Julie’s platform is simple. If Enumclaw is known for its rural appeal and we want to preserve that, then we all must play a part. If you have land you want to sell, consider leasing or selling at a price that farmers can afford. As a consumer, shop locally and buy directly from farmers. Get to know the farmers in your community and shop at the farmer’s market. Stand up for protecting farmland when it is threatened with development. And ultimately hold your city and county accountable by attending public meetings, writing letters or making phone calls. It does make a difference.
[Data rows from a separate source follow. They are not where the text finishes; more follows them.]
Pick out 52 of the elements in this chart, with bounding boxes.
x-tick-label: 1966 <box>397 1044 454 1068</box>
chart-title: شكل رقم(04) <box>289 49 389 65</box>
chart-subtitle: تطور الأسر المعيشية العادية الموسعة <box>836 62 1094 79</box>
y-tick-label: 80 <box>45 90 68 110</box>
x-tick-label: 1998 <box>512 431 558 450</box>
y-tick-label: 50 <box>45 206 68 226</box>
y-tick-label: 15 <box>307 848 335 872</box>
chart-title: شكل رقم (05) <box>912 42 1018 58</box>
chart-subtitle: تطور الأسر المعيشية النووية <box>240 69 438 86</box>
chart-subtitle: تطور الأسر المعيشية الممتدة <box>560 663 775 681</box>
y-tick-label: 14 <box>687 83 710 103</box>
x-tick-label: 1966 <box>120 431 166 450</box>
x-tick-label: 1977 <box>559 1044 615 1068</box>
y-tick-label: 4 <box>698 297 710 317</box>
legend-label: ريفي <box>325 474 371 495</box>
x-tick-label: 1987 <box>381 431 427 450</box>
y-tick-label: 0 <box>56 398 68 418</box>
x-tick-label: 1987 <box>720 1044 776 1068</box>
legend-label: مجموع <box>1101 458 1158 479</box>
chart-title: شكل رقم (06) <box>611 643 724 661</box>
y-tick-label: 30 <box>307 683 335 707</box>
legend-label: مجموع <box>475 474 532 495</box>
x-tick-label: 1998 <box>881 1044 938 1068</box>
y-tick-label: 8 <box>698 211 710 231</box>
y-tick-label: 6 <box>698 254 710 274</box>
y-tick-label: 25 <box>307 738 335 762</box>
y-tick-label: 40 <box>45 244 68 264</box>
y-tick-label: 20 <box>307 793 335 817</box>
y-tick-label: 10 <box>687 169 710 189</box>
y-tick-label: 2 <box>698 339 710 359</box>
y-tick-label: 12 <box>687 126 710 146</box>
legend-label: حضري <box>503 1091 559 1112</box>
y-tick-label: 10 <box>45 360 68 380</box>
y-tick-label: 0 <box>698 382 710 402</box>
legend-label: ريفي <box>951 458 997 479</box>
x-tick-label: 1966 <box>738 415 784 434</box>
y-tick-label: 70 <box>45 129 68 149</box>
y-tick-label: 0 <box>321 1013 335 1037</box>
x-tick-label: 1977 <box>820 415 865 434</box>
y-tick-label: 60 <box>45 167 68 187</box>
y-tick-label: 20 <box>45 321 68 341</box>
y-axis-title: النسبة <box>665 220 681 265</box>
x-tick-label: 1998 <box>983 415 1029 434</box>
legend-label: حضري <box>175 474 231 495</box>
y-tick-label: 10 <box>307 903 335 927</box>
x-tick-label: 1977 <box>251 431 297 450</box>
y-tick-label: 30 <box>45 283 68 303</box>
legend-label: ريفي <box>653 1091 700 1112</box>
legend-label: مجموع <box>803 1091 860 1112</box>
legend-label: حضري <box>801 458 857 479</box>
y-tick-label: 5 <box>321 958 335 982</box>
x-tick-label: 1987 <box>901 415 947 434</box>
This passion is why Julie has been such an integral part of the board in establishing and organizing Enumclaw Plateau Farmers’ Market. This is not her first venture into farmers’ market leadership. She has brought her experience in other towns to help thoughtfully guide this project into reality beginning on June 6. It is very important to Julie and Ken that the community has access to local products and that farmers can sell nearby and at prices that are sustainable for their livelihood.